Overland | Thursday, Sep. 30, 7:30 p.m., and Saturday, Oct. 2, 2 p.m   |  North Carolina Museum of Art, Raleigh


Like many filmmakers, Elisabeth Haviland James and Revere La Noue faced the frustration of seeing movie theaters shut down in 2020 right when their new movie was ready to premiere.

For the married Durham co-directors, the delays on Overland, their documentary on falconry, were especially painful given that the film’s expansive, award-winning visuals were made for the big screen.

“It’s a little heartbreaking to have made this film with such care and such ambition in terms of imagining how it would unfold for a communal audience on a large screen,” says James, an Emmy and Peabody-award-winning producer of such documentaries as The Loving Story and Althea. “The majority of people who have seen it thus far are doing so through these virtual film festivals—where, hopefully, they’re at least streaming it on their TV, but it could be they’re watching it on their phone. That’s not how this film is meant to be experienced.”
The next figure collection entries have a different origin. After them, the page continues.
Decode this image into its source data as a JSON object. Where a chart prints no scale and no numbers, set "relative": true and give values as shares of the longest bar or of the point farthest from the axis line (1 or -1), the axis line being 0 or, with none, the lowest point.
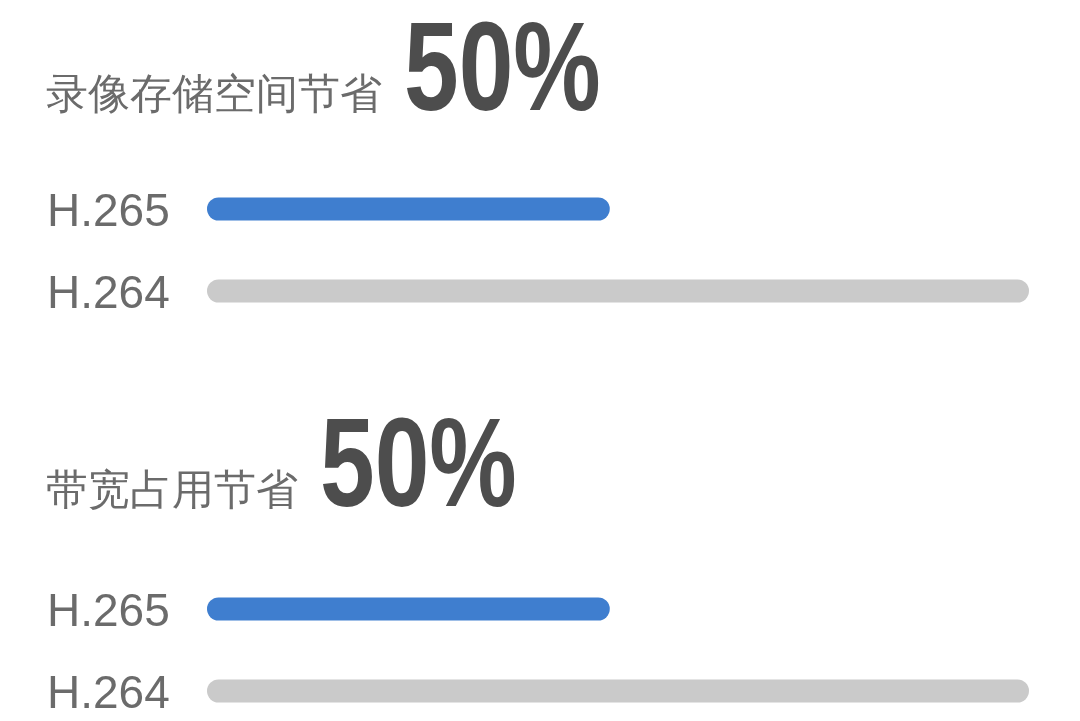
{
  "chart_data": [
    {
      "type": "bar",
      "orientation": "horizontal",
      "relative": true,
      "title": "录像存储空间节省",
      "subtitle": "50%",
      "categories": [
        "H.265",
        "H.264"
      ],
      "values": [
        0.49,
        1
      ],
      "colors": [
        "#3f7ecf",
        "#cacaca"
      ]
    },
    {
      "type": "bar",
      "orientation": "horizontal",
      "relative": true,
      "title": "带宽占用节省",
      "subtitle": "50%",
      "categories": [
        "H.265",
        "H.264"
      ],
      "values": [
        0.49,
        1
      ],
      "colors": [
        "#3f7ecf",
        "#cacaca"
      ]
    }
  ]
}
The filmmakers—who initially met while making a documentary about the rediscovery of the ivory-billed woodpecker, once thought to be extinct—will finally get a chance to let the Triangle see Overland as it was intended, in an epic outdoor premiere at the North Carolina Museum of Art on Thursday, September 30, with an additional family matinee screening on October 2, followed by related programming, including a birding session with a ranger on the museum grounds.

The premiere on September 30 also includes one of the film’s subjects, Lauren McGough, an anthropologist who trains injured eagles and delivers one of the film’s best lines: “Time collapses when you have an eagle on your fist.”

Overland, which took five years to film, covers the journeys of McGough, along with falconers Giovanni Granati and   Khalifa Bin Mujren, across seven countries on four continents over several years, showing how their stories parallel and occasionally overlap.

“We discovered on like, day two of shooting, that what we were interested in was less about the ins and outs of how to be a falconer and more about what it is psychologically and emotionally that brings this group of people—and as a result, the audience—into the wild,” says James.

The film explores not just the 6,000-year-old art of falconry, but the nature of the connection and obsession that falconers have with their birds, the connection between the birds and humanity, and of course, between man and nature.

All the while, these themes play out against visuals from the deserts of Dubai to the snow-covered mountains of Mongolia.

“We had no idea that the film would develop the way that it did when we started, that we would become so entranced by these three characters that are the core of the story, or that it would take us to so many interesting places,” James says. “It was a real joyful experience to be able to be with these people as their lives evolved, their relationships with their birds evolved, and their research evolved, and to travel alongside them.”

The film deliberately emphasizes shots and landscapes devoid of modern technology and structures, the better to help the audience get in touch with what La Noue calls “your inner wild.”

“I think that a lot of people right now, as they’re dealing with cell phones and video games and traffic and all those things that kind of compress our sense of wild, will find [that] this film will help channel that feeling of freedom, of being wild,” says La Noue.

“And of course, the birds of prey themselves are so magical. And we always see them in the sky or the trees, and you just watch every move, and you just feel privileged to see a bird in the wild. To have these wild birds inches from our camera and the falconers able to bring these wild birds in front of our camera and for us to be able to design shots and make great cinematography with these birds is like a bridge to that wild that I don’t think anybody else has made in a movie yet.”

While plans to bring Overland to theaters remain in flux as movie theaters themselves remain influx, James and La Noue say they’re just happy for the Art Museum screening, where their film can be seen as it was meant to be.

“Our executive producers, the musicians who play live on the score, so many people involved with the film are from the area,” James says. “To be able to bring Overland back home and show it, not only to them but to their families and then to our friends, and then to the general public—it’s really exciting for us.”